November 19, 2014 at 8:41 p.m. EST
Senate Minority Leader Mitch McConnell (R-Ky.) answers questions following the weekly Republican policy luncheon at the U.S. Capitol on Nov. 18, 2014. (Win Mcnamee/Getty Images)

The incoming Senate Republican majority is already showing some division in its ranks over how to deal with the Democrats’ filibuster rules change.

The word from the office of soon-to-be Majority Leader Mitch McConnell (Ky.) is that "his members are discussing" whether to reverse the nuclear option they spent the better part of a year denouncing or leave it in place to stick it to the Democrats.

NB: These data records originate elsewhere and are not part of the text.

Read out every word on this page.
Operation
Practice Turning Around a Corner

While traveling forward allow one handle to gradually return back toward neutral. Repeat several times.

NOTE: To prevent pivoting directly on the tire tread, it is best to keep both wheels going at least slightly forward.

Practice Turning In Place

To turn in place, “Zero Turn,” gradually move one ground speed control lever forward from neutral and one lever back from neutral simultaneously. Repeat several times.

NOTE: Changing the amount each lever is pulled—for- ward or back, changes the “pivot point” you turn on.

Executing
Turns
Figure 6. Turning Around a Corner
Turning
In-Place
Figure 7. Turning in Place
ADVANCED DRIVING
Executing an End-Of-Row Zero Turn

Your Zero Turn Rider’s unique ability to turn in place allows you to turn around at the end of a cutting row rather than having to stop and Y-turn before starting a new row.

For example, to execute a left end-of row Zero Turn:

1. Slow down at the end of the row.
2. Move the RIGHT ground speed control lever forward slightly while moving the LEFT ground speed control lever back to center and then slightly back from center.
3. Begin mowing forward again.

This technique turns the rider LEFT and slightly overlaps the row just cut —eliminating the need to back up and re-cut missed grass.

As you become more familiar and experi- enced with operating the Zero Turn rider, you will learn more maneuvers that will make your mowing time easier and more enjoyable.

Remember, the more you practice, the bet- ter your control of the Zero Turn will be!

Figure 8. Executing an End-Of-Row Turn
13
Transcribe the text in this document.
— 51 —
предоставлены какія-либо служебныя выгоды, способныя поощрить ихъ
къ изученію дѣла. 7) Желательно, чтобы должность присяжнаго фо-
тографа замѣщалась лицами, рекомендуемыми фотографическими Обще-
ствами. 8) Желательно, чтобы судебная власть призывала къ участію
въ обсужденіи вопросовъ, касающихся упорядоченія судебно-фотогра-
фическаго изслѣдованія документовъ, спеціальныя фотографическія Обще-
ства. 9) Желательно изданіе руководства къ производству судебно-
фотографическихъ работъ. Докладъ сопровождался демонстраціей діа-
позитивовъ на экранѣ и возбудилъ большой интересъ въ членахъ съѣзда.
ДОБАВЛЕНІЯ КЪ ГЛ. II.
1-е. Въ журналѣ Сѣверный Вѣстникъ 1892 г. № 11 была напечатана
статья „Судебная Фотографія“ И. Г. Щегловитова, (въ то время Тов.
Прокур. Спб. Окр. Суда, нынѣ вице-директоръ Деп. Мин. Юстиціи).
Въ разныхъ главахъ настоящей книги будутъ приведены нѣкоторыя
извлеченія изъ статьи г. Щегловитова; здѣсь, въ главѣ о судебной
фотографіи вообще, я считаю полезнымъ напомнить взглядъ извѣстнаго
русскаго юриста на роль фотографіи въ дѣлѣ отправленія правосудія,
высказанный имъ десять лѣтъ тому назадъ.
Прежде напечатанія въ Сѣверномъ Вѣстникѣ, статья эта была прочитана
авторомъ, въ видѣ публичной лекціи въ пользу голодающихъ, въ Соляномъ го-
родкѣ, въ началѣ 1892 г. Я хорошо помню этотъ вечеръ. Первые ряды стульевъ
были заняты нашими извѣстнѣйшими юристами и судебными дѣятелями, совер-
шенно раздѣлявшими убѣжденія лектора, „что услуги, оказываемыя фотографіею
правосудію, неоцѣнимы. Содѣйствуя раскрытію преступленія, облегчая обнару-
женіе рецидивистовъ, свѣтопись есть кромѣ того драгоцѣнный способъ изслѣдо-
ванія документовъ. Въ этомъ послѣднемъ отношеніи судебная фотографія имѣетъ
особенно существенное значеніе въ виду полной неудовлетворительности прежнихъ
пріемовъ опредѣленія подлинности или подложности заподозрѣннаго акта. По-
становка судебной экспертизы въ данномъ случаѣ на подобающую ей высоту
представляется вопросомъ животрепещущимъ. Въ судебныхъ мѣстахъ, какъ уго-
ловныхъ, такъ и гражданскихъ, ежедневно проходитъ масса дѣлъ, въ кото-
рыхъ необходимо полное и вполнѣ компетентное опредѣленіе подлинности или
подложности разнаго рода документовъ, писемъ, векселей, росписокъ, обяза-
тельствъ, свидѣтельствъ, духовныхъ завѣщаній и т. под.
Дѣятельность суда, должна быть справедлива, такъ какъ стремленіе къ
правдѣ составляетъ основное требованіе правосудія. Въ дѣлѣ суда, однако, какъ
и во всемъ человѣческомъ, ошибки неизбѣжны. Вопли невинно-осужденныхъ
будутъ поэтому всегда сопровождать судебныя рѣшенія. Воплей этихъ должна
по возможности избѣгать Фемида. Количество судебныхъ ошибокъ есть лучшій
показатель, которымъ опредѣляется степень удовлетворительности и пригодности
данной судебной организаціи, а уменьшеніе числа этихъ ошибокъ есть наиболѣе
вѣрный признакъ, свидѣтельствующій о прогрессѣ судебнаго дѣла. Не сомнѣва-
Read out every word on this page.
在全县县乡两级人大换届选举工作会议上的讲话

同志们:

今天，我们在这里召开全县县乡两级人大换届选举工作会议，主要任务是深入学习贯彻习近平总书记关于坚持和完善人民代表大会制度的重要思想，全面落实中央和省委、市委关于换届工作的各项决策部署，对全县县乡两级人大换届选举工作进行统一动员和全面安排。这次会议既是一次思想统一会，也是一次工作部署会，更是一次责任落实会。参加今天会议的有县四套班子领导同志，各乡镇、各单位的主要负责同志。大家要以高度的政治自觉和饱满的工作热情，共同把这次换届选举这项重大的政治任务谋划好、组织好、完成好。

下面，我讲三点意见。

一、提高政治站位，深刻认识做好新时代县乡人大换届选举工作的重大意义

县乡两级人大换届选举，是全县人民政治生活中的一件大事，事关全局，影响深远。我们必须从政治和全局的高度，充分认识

Sen. Lindsey Graham (S.C.) argued for the former on a radio show Monday night. Sen. Orrin Hatch (Utah), in a cantankerous speech, said Republicans should give the new minority "a taste of their own medicine."

The "nuclear option," which allowed Democrats to cut off a filibuster on White House nominees with 51 votes instead of the usual 60, helped President Obama with Democrats in the majority. But Graham argues that it's in Republicans' interest to switch it back.

"If you keep it at 51, all they have to do is pick up three, four Republicans and I'm worried that you're no stronger than your weakest link. Having to get to 60 is a much more collaborative process. I want to have the ability to say no to executive appointments and judicial appointments with a 60-vote hurdle as it stood for over 150 years," Graham said on "The Hugh Hewitt Show."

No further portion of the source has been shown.